Calculating total cost of ownership
When considering an entry level printer, there are aspects to consider for long term use before you commit to purchasing.
The purchase price of a printer may be less than others but the price to maintain it – i.e. replacing ink or toner – may ultimately make it more expensive. You need to assess how much printing you are likely to do in the long term. If it isn’t very much and you can stretch the lifespan of the ink or toner; then you may benefit from low initial purchase price. The opposite is true if you will be printing a lot.
Another thing to consider when buying a colour printer is the ink. Usually colour printers have 4 ink cartridge slots for black, cyan, magenta and yellow. However, some devices have a single cartridge containing all four colours. At first this may seem like the cheaper option, but when one of the colours runs out the whole cartridge needs to be replaced. This means more frequent replacement of ink or toner cartridges – and the additional cost of doing so.
Future of printing
It is said that 3D printing signals the beginning of the third industrial revolution, succeeding the production line assembly that dominated manufacturing.

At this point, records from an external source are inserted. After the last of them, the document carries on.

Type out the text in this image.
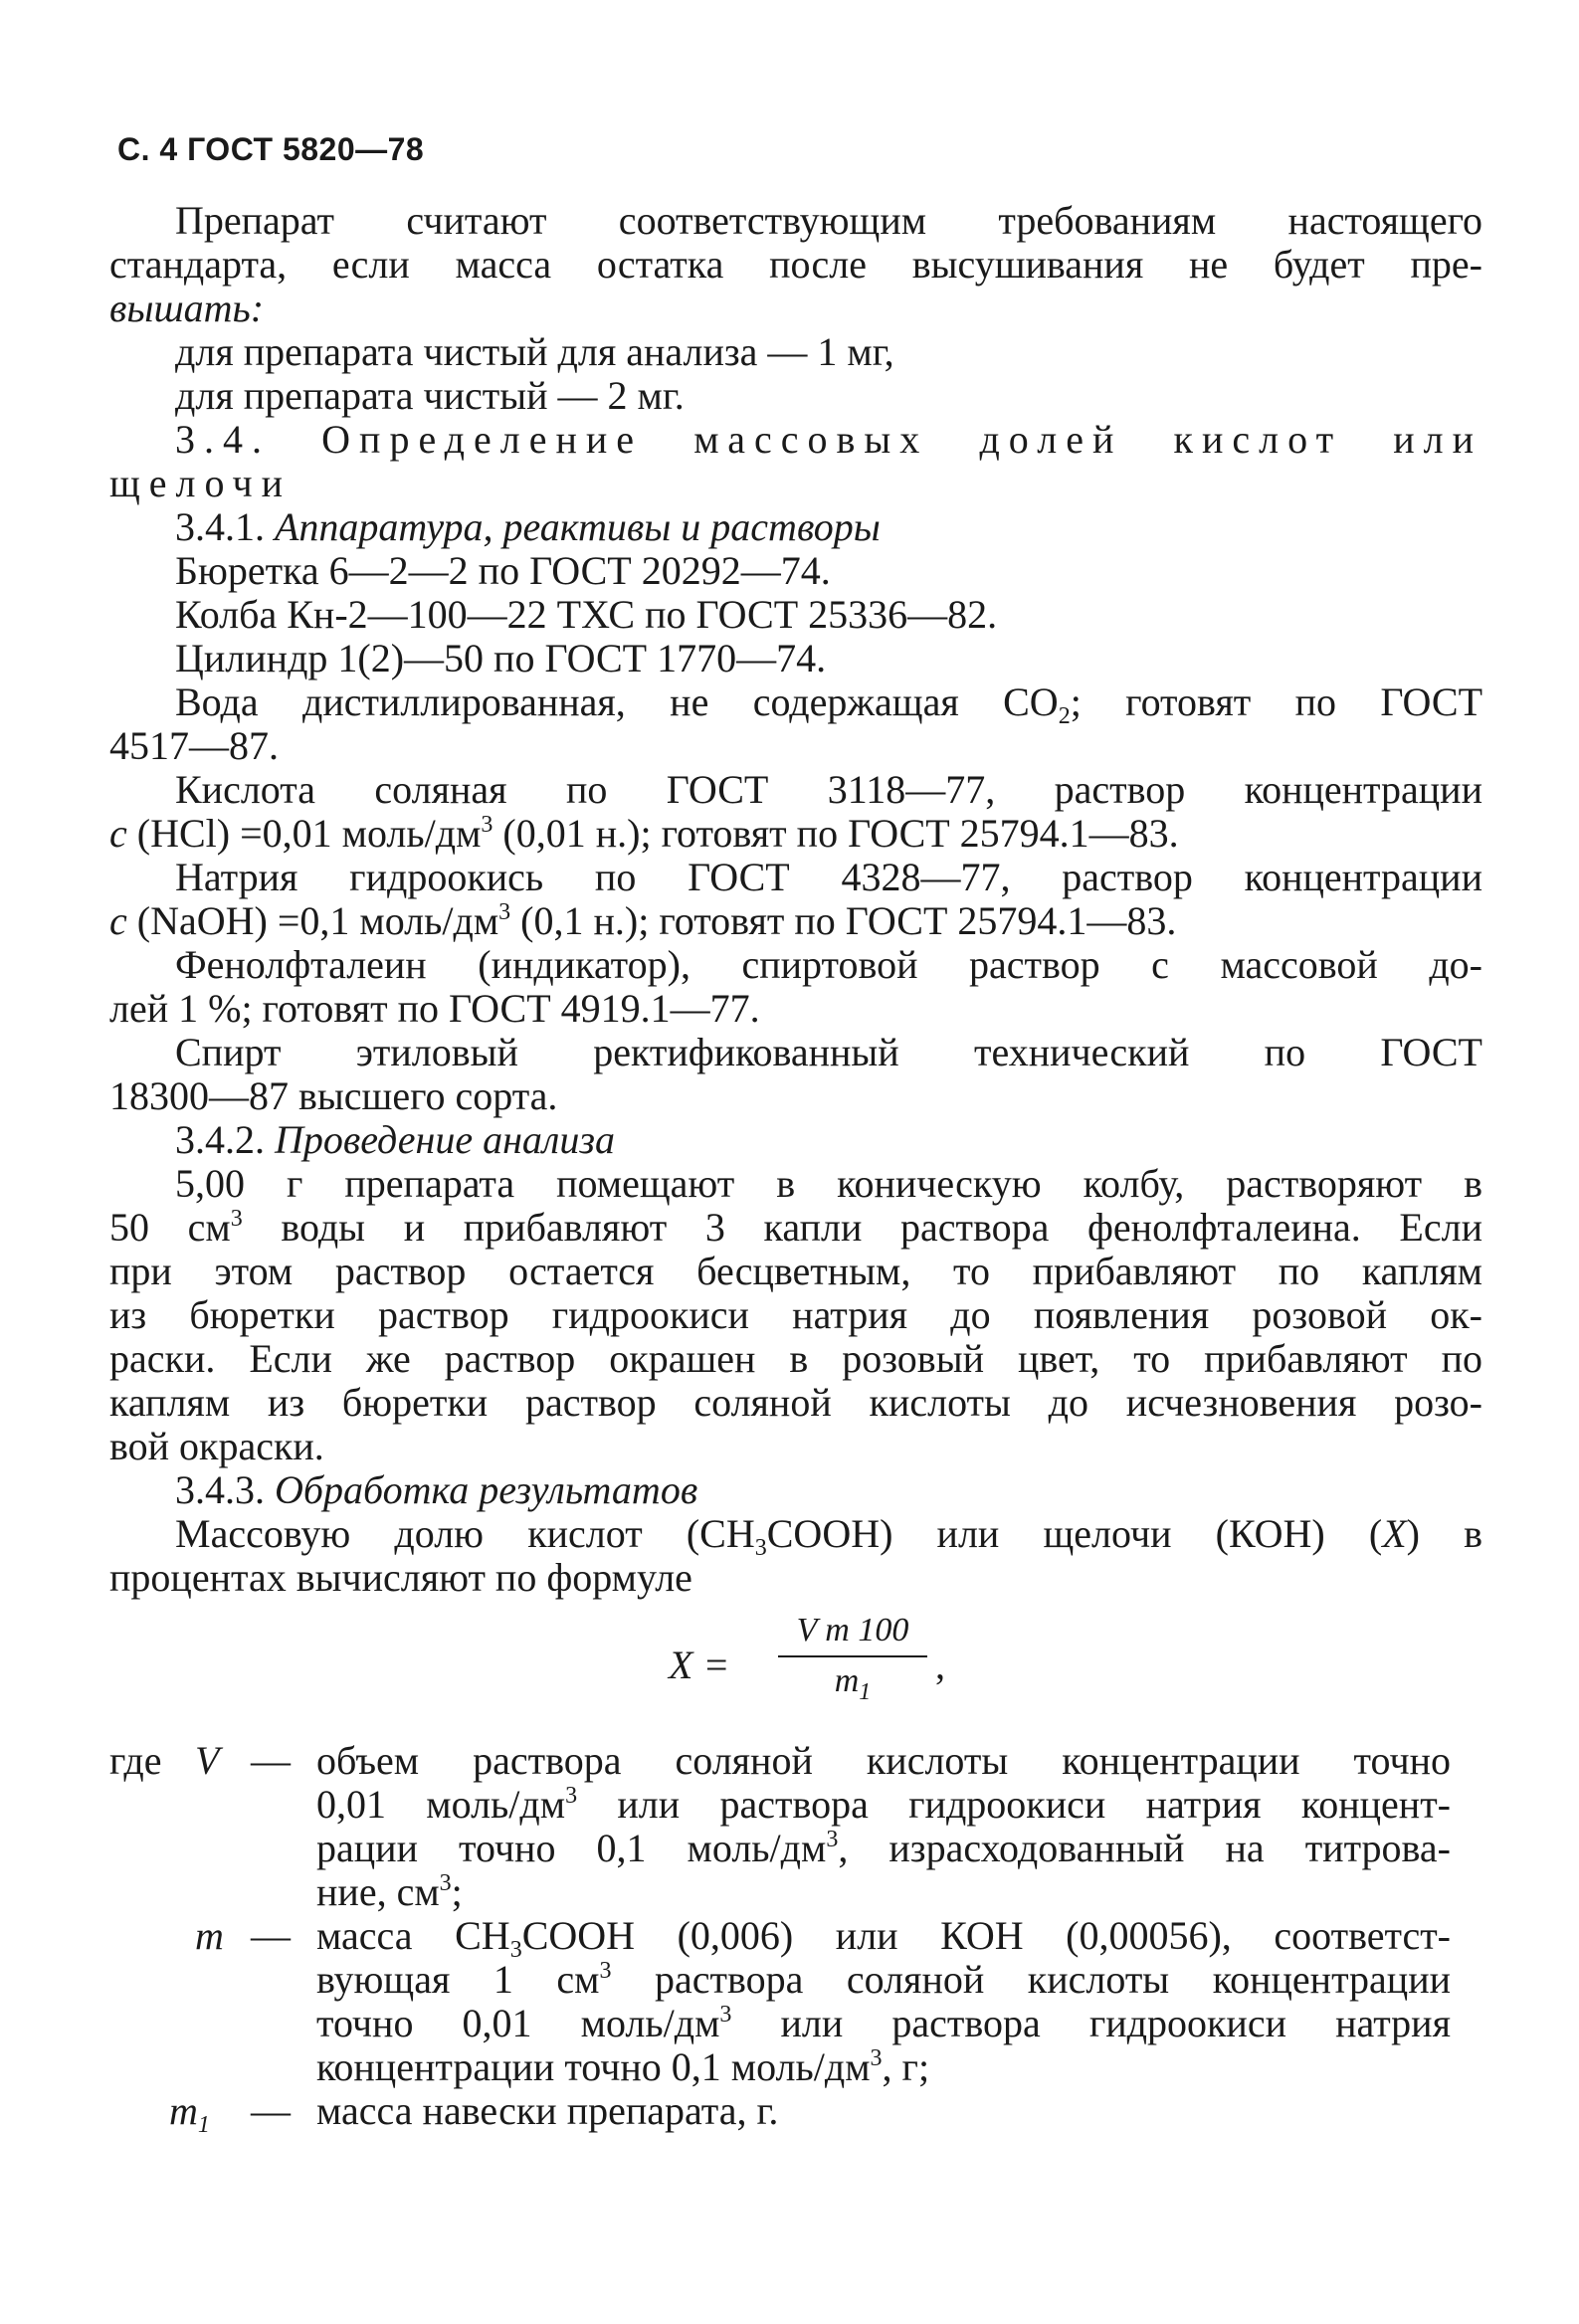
С. 4 ГОСТ 5820—78
Препарат считают соответствующим требованиям настоящего
стандарта, если масса остатка после высушивания не будет пре-
вышать:
для препарата чистый для анализа — 1 мг,
для препарата чистый — 2 мг.
3.4. Определение массовых долей кислот или
щелочи
3.4.1. Аппаратура, реактивы и растворы
Бюретка 6—2—2 по ГОСТ 20292—74.
Колба Кн-2—100—22 ТХС по ГОСТ 25336—82.
Цилиндр 1(2)—50 по ГОСТ 1770—74.
Вода дистиллированная, не содержащая $СО_2$; готовят по ГОСТ
4517—87.
Кислота соляная по ГОСТ 3118—77, раствор концентрации
c (HCl) =0,01 моль/$дм^3$ (0,01 н.); готовят по ГОСТ 25794.1—83.
Натрия гидроокись по ГОСТ 4328—77, раствор концентрации
c (NaOH) =0,1 моль/$дм^3$ (0,1 н.); готовят по ГОСТ 25794.1—83.
Фенолфталеин (индикатор), спиртовой раствор с массовой до-
лей 1 %; готовят по ГОСТ 4919.1—77.
Спирт этиловый ректификованный технический по ГОСТ
18300—87 высшего сорта.
3.4.2. Проведение анализа
5,00 г препарата помещают в коническую колбу, растворяют в
50 $см^3$ воды и прибавляют 3 капли раствора фенолфталеина. Если
при этом раствор остается бесцветным, то прибавляют по каплям
из бюретки раствор гидроокиси натрия до появления розовой ок-
раски. Если же раствор окрашен в розовый цвет, то прибавляют по
каплям из бюретки раствор соляной кислоты до исчезновения розо-
вой окраски.
3.4.3. Обработка результатов
Массовую долю кислот $(CH_3COOH)$ или щелочи (КОН) (X) в
процентах вычисляют по формуле
X =
V m 100
$m_1$
,
где V — объем раствора соляной кислоты концентрации точно
0,01 моль/$дм^3$ или раствора гидроокиси натрия концент-
рации точно 0,1 моль/$дм^3$, израсходованный на титрова-
ние, $см^3$;
m — масса $CH_3COOH$ (0,006) или КОН (0,00056), соответст-
вующая 1 $см^3$ раствора соляной кислоты концентрации
точно 0,01 моль/$дм^3$ или раствора гидроокиси натрия
концентрации точно 0,1 моль/$дм^3$, г;
$m_1$ — масса навески препарата, г.
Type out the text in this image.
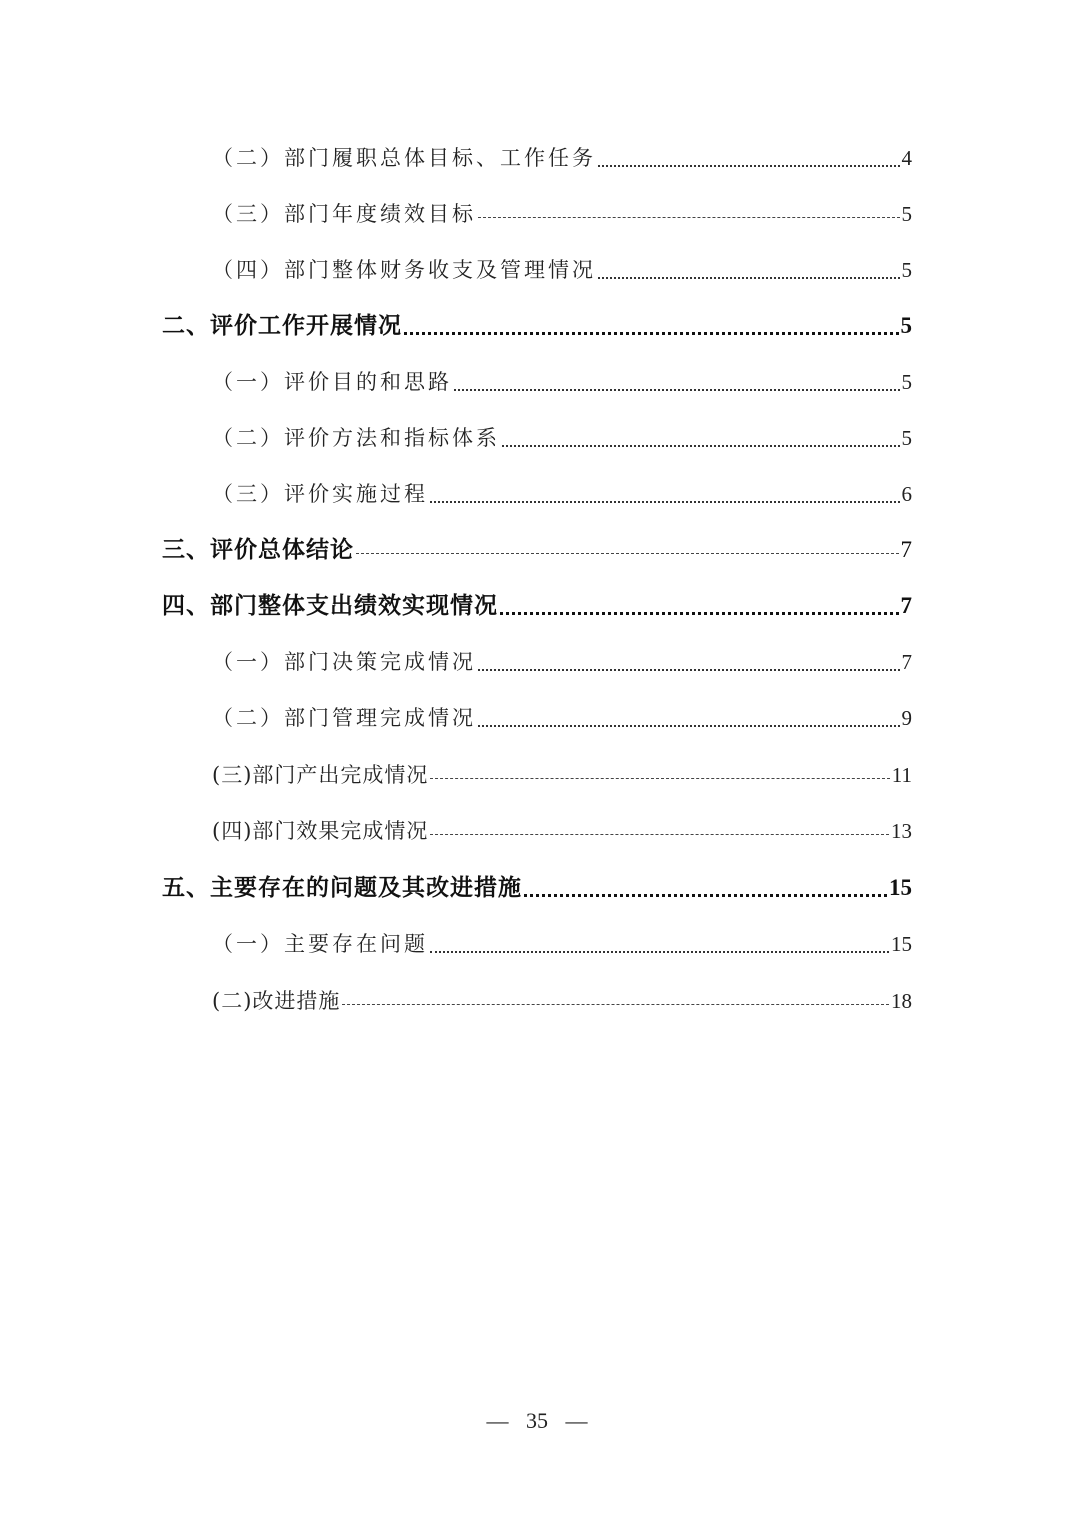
（二）部门履职总体目标、工作任务	4
（三）部门年度绩效目标	5
（四）部门整体财务收支及管理情况	5
二、评价工作开展情况	5
（一）评价目的和思路	5
（二）评价方法和指标体系	5
（三）评价实施过程	6
三、评价总体结论	7
四、部门整体支出绩效实现情况	7
（一）部门决策完成情况	7
（二）部门管理完成情况	9
(三)部门产出完成情况	11
(四)部门效果完成情况	13
五、主要存在的问题及其改进措施	15
（一）主要存在问题	15
(二)改进措施	18
— 35 —
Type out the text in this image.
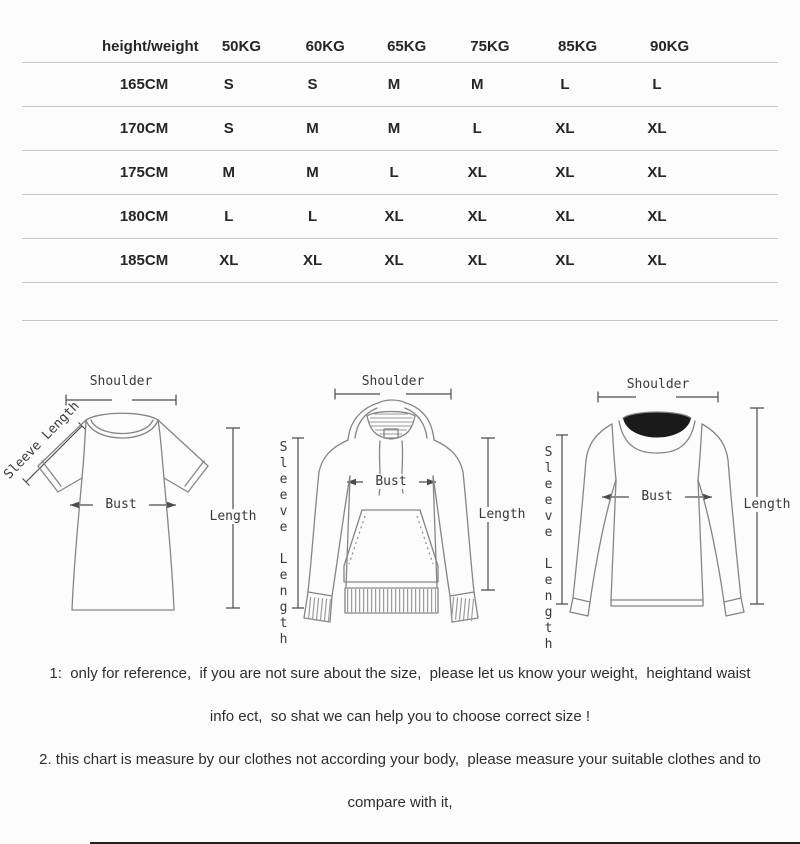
height/weight	50KG	60KG	65KG	75KG	85KG	90KG
165CM	S	S	M	M	L	L
170CM	S	M	M	L	XL	XL
175CM	M	M	L	XL	XL	XL
180CM	L	L	XL	XL	XL	XL
185CM	XL	XL	XL	XL	XL	XL
Shoulder
Sleeve Length
Bust
Length
Shoulder
Sleeve Length	Bust
Length
Shoulder
Sleeve Length	Bust
Length
1:  only for reference,  if you are not sure about the size,  please let us know your weight,  heightand waist
info ect,  so shat we can help you to choose correct size !
2. this chart is measure by our clothes not according your body,  please measure your suitable clothes and to
compare with it,
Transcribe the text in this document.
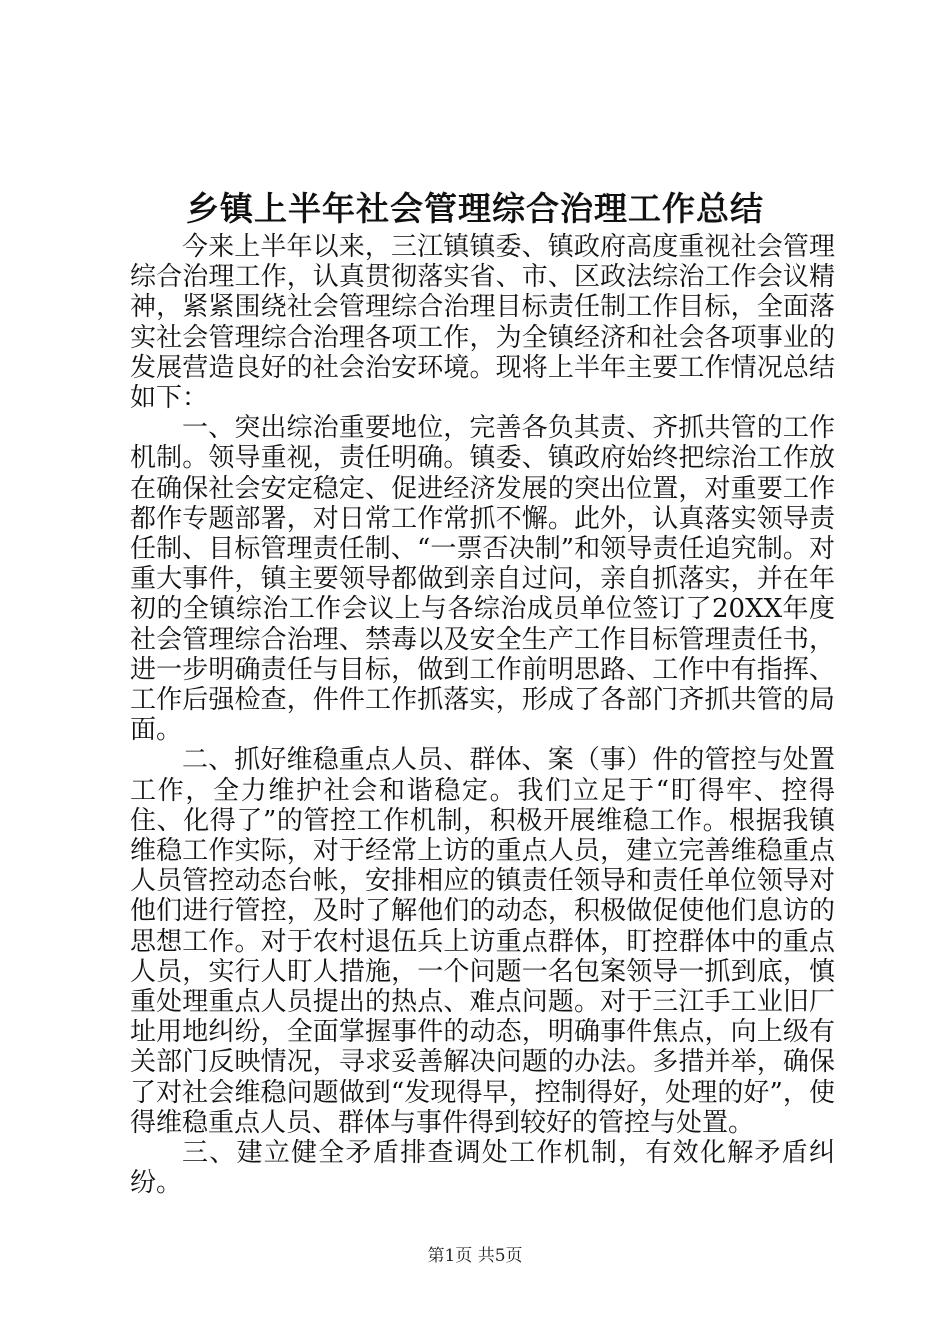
乡镇上半年社会管理综合治理工作总结

今来上半年以来，三江镇镇委、镇政府高度重视社会管理综合治理工作，认真贯彻落实省、市、区政法综治工作会议精神，紧紧围绕社会管理综合治理目标责任制工作目标，全面落实社会管理综合治理各项工作，为全镇经济和社会各项事业的发展营造良好的社会治安环境。现将上半年主要工作情况总结如下：

一、突出综治重要地位，完善各负其责、齐抓共管的工作机制。领导重视，责任明确。镇委、镇政府始终把综治工作放在确保社会安定稳定、促进经济发展的突出位置，对重要工作都作专题部署，对日常工作常抓不懈。此外，认真落实领导责任制、目标管理责任制、“一票否决制”和领导责任追究制。对重大事件，镇主要领导都做到亲自过问，亲自抓落实，并在年初的全镇综治工作会议上与各综治成员单位签订了20XX年度社会管理综合治理、禁毒以及安全生产工作目标管理责任书，进一步明确责任与目标，做到工作前明思路、工作中有指挥、工作后强检查，件件工作抓落实，形成了各部门齐抓共管的局面。

二、抓好维稳重点人员、群体、案（事）件的管控与处置工作，全力维护社会和谐稳定。我们立足于“盯得牢、控得住、化得了”的管控工作机制，积极开展维稳工作。根据我镇维稳工作实际，对于经常上访的重点人员，建立完善维稳重点人员管控动态台帐，安排相应的镇责任领导和责任单位领导对他们进行管控，及时了解他们的动态，积极做促使他们息访的思想工作。对于农村退伍兵上访重点群体，盯控群体中的重点人员，实行人盯人措施，一个问题一名包案领导一抓到底，慎重处理重点人员提出的热点、难点问题。对于三江手工业旧厂址用地纠纷，全面掌握事件的动态，明确事件焦点，向上级有关部门反映情况，寻求妥善解决问题的办法。多措并举，确保了对社会维稳问题做到“发现得早，控制得好，处理的好”，使得维稳重点人员、群体与事件得到较好的管控与处置。

三、建立健全矛盾排查调处工作机制，有效化解矛盾纠纷。

第1页 共5页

3D printing turns digital models into solid objects by building them up in layers. The object can be of almost any shape or geometry and is produced from digital data 3D model created using a Computer Aided Design (CAD) file or any other electronic data source such as Additive Manufacturing File (AMF) file or a 3D scanner. Digitising real objects into 3D models will soon become as easy as taking a picture - with future versions of smartphones likely to have integrated 3D scanners. Companies such as Microsoft and Google have already enabled their hardware with 3D scanning, for example Microsoft Kinect.